For liver segmentation (LiSeg), they adopt the Better Registration Better Segmentation (BRBS) architecture and extend it to a semi‑supervised setting. The key innovations are: a Weighted Consistency Constraint (WCC) that forces the warped atlas mask to agree with the segmentation prediction, and a Space‑Style Sampling Program (S3P) that generates synthetic image‑mask pairs by interpolating spatial deformations and style (contrast) changes between an atlas and an unlabeled image. These mechanisms enrich the training set with realistic variations and improve pseudo‑label reliability. To cope with intensity heterogeneity across vendors, the original Normalized Cross‑Correlation loss is replaced by a patch‑wise Mutual Information (MI) loss, which is invariant to intensity scaling and better suited for multi‑modal registration. The resulting BRBS‑MI model jointly learns deformable registration and segmentation, propagating the few available GED4 masks to all other sequences. Experiments on the validation set show consistent Dice improvements (up to +10 % points) and reduced Hausdorff distances, especially for T2 and DWI where modality differences are strongest.
For fibrosis staging (LiFS), the authors propose a patch‑based classification pipeline. After obtaining aligned multi‑parametric MRIs and liver masks, overlapping 16 × 16 patches are extracted from the liver region. A simplified ResNet‑18 backbone followed by a multilayer perceptron classifies each patch as “Stage 1‑like” (healthy) or “Stage 4‑like” (severe). Only Stage 1 and Stage 4 subjects are used for training; Stage 2 and Stage 3 cases are reserved for validation and testing, encouraging the network to focus on the most discriminative extremes. Multi‑channel inputs consist of three non‑contrast channels (T1, T2, DWI) or seven contrast‑enhanced channels (adding GED1‑GED4); missing modalities are zero‑filled. During inference, the proportion of Stage 4 patches over all patches is computed. Two thresholds (τ₁ for substantial fibrosis detection, τ₂ for cirrhosis detection) are derived via cross‑validation and applied to map the proportion to probabilities ˆy₁ and ˆy₄, which are then reported as the final stage predictions.
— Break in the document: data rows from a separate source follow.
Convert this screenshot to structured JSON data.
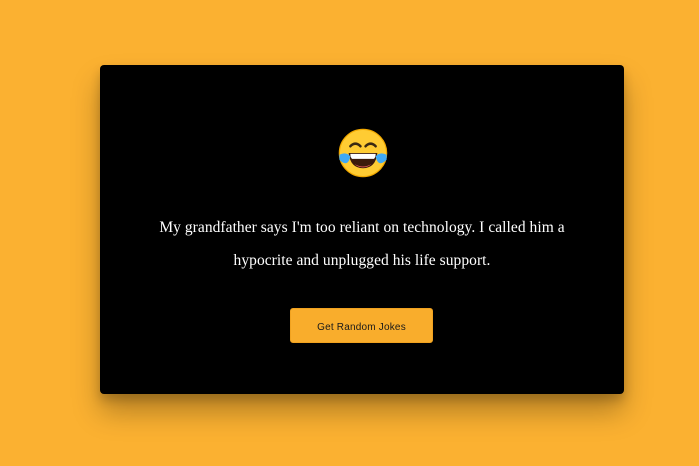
{
  "joke": {
    "emoji_icon": "face-with-tears-of-joy-icon",
    "text": "My grandfather says I'm too reliant on technology. I called him a hypocrite and unplugged his life support."
  },
  "actions": {
    "get_jokes_label": "Get Random Jokes"
  },
  "colors": {
    "background": "#fbb131",
    "card": "#000000",
    "button": "#f9ad2c",
    "text": "#ffffff"
  }
}
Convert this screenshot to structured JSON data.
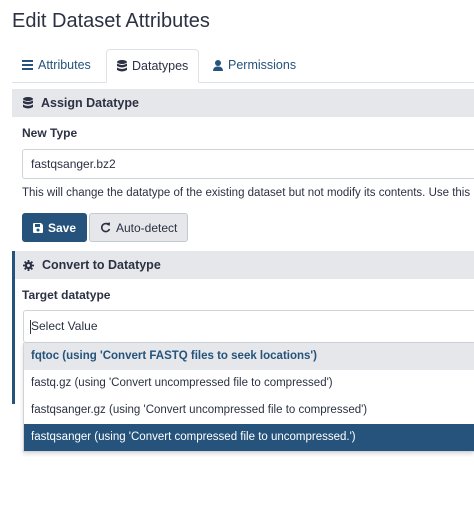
{
  "page": {
    "title": "Edit Dataset Attributes"
  },
  "tabs": [
    {
      "label": "Attributes",
      "icon": "list-icon",
      "active": false
    },
    {
      "label": "Datatypes",
      "icon": "database-icon",
      "active": true
    },
    {
      "label": "Permissions",
      "icon": "user-icon",
      "active": false
    }
  ],
  "assign": {
    "header": "Assign Datatype",
    "new_type_label": "New Type",
    "new_type_value": "fastqsanger.bz2",
    "help": "This will change the datatype of the existing dataset but not modify its contents. Use this",
    "save_label": "Save",
    "autodetect_label": "Auto-detect"
  },
  "convert": {
    "header": "Convert to Datatype",
    "target_label": "Target datatype",
    "select_placeholder": "Select Value",
    "options": [
      {
        "label": "fqtoc (using 'Convert FASTQ files to seek locations')",
        "state": "group"
      },
      {
        "label": "fastq.gz (using 'Convert uncompressed file to compressed')",
        "state": "normal"
      },
      {
        "label": "fastqsanger.gz (using 'Convert uncompressed file to compressed')",
        "state": "normal"
      },
      {
        "label": "fastqsanger (using 'Convert compressed file to uncompressed.')",
        "state": "selected"
      }
    ]
  },
  "colors": {
    "primary": "#25537b",
    "header_bg": "#e5e7ea",
    "text": "#2c3143"
  }
}
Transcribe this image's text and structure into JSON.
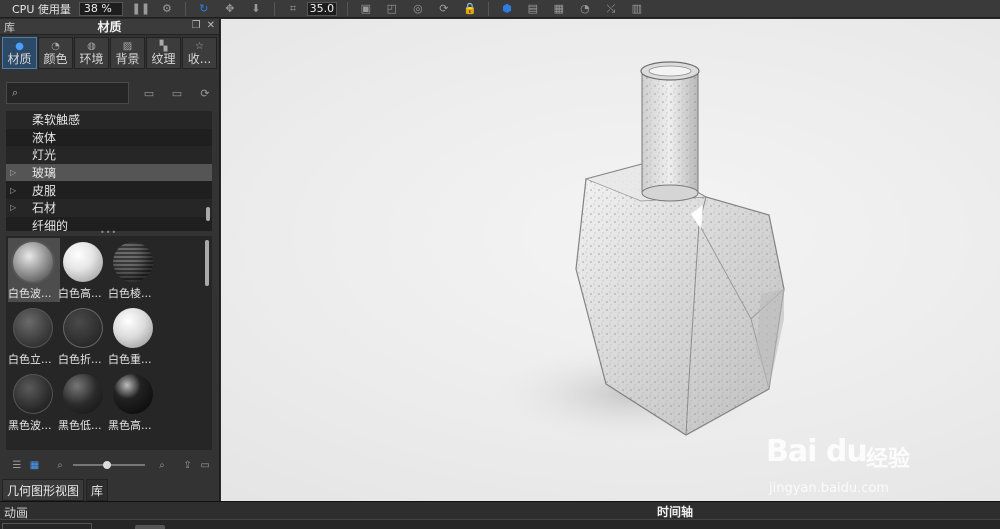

The framework is evaluated on a test set comprising in‑distribution (ID) data from vendors A, B1, B2 and out‑of‑distribution (OOD) data from vendor C. For segmentation, the BRBS‑MI model achieves Dice scores of 93.18 % (ID T1) and 95.03 % (OOD T1), ranking second overall. It attains the best OOD performance on DWI (Dice = 90.41 %) and solid results on other sequences, demonstrating robustness to domain shift. T2 segmentation is comparatively weaker (Dice ≈ 62–76 %), likely due to higher intensity heterogeneity and limited training examples.
For fibrosis classification, the patch‑based approach yields competitive accuracies. In ID cases, it obtains the highest accuracy for Stage 4 vs. 1‑3 (ACC = 75.83 %) and third‑best for Stage 1 vs. 2‑4 (ACC = 77.50 %). In OOD cases, it ranks second for Stage 4 detection (ACC = 58.57 %) and first for Stage 1 detection (ACC = 92.86 %). Corresponding AUC values are also among the top performers, confirming the method’s ability to generalize across unseen vendor data.
Overall, the paper contributes a practical solution to three intertwined challenges: limited annotation, multi‑modal intensity variability, and domain shift. By integrating registration‑aware semi‑supervised segmentation with a simple yet effective patch‑level classifier, the authors deliver a system that is both accurate and interpretable. The code is publicly released, facilitating reproducibility and future extensions to other liver diseases or imaging modalities.